小麦（Triticum aestivum L.）是全球重要的主要粮食作物，其籽粒微量元素含量对人类营养和健康起着至关重要的作用。本研究以来自黄淮冬麦区和北部冬麦区选育的272份小麦品种（系）作为试验材料，通过电感耦合等离子体质谱法（ICP-MS）测定了三个环境下小麦籽粒铁、锰、铜、锌、硒、镉、铬和砷含量。基于RNA测序获得的176357个分子标记（包括163223个SNP和13134个InDel）进行全基因组关联分析（GWAS）。研究结果显示，在多环境下检测到196个与籽粒微量元素含量性状关联的显著标记，分布在21条染色体上。其中，14个显著标记同时在多个环境中稳定检测到，共形成13个QTL，与45个候选基因相关联。同源比对显示29个是拟南芥/水稻中已知功能基因的直系同源基因，16个是新发现的候选基因。单倍型分析表明，TraesCS6A02G204300^Hap2显著提高了籽粒铁含量。因此，本研究为小麦籽粒微量元素积累的遗传结构提供了一定的参考价值，同时将为培育提高微量元素含量的小麦品种和保障食品安全提供了新的遗传资源。

Abstract

Wheat (Triticum aestivum L.) is a vital staple crop globally, with its grain microelement content playing a crucial role in human nutrition and health. In this study, the concentrations of eight essential microelements (micronutrients and toxic elements): iron (Fe), manganese (Mn), copper (Cu), zinc (Zn), selenium (Se), chromium (Cr), cadmium (Cd), and arsenic (As), were quantified in 272 wheat varieties using inductively coupled plasma mass spectrometry (ICP-MS) under three different environments. A genome-wide association study (GWAS) was conducted using 176,357 molecular markers, comprising 163,223 single-nucleotide polymorphisms (SNPs) and 13,134 insertion-deletion (InDels) variants, identified through RNA sequencing. A total of 196 significant markers associated with microelement content traits were identified across 21 chromosomes in various environments. Of these, 14 significant markers consistently appeared across environments, forming 13 QTLs and linking to 45 candidate genes. Among these, 29 genes were homologs of known genes in Arabidopsis and rice, while 16 were novel candidates. Haplotype analysis indicated significant phenotypic variation in microelement accumulation, with TraesCS6A02G204300^Hap2 notably enhancing iron content. This study provides valuable insights into the genetic architecture of microelement accumulation in wheat grains and introduces novel genetic resources for breeding wheat varieties aimed at improving micronutrient content and ensuring food safety.

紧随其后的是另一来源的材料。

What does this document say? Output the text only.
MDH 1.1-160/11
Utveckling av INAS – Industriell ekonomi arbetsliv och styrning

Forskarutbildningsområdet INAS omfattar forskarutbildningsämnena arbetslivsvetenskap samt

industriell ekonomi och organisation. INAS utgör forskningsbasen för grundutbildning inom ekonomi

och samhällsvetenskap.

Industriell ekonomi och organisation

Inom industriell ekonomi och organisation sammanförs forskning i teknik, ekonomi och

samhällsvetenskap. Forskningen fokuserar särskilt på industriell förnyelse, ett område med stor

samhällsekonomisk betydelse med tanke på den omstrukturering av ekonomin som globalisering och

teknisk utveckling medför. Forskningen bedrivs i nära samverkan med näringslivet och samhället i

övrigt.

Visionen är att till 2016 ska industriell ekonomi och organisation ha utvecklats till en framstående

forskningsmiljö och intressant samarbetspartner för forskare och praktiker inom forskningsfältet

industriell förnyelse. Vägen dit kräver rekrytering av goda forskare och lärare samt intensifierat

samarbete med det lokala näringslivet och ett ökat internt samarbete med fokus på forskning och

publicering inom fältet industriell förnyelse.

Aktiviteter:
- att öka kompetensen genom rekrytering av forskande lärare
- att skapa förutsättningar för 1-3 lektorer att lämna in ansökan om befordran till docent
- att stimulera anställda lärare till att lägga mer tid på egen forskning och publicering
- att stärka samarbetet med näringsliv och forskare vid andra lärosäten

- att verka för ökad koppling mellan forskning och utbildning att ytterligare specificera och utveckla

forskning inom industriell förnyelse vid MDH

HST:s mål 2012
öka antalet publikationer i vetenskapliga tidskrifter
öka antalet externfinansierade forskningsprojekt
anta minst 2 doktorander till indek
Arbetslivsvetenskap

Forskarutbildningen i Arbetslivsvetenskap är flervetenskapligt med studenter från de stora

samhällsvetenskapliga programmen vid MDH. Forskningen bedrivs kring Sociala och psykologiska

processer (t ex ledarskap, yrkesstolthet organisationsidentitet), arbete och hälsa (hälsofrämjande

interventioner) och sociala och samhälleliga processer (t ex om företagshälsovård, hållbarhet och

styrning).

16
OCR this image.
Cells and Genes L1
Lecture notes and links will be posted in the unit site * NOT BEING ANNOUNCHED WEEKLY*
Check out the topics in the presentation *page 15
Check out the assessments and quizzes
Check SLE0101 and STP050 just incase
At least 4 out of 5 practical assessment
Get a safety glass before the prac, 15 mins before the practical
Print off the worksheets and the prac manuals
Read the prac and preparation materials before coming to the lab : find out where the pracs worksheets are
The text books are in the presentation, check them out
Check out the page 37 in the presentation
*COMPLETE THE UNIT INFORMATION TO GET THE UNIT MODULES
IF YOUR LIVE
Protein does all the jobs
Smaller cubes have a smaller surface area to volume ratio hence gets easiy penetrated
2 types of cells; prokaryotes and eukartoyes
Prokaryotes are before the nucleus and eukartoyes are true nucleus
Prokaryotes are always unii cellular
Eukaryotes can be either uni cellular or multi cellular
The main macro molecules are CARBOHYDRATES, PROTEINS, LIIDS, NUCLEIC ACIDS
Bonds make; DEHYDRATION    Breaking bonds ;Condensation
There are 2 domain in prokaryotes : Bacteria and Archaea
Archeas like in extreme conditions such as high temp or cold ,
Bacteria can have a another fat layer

Keywords: wheat grain microelement content genome-wide association study candidate genes haplotype

Online: 25 April 2025

Fund:

This research was funded by the Agricultural Variety Program of Shandong Province, China (2021LZGC013-6), the Modern Agricultural Industry Technology System of Shandong Province, China (SDAIT-01-04), the Taishan Scholars Program (tsqn202408131), and the 'First Class Discipline' Construction Project of Shandong Agricultural University (SKL81108).

About author: #Correspondence Ying Guo, E-mail: guoying@sdau.edu.cn; Min Li, E-mail: mli015@sdau.edu.cn; Baojian Guo, E-mail: guobaojin@caas.cn *These authors contributed equally to this work.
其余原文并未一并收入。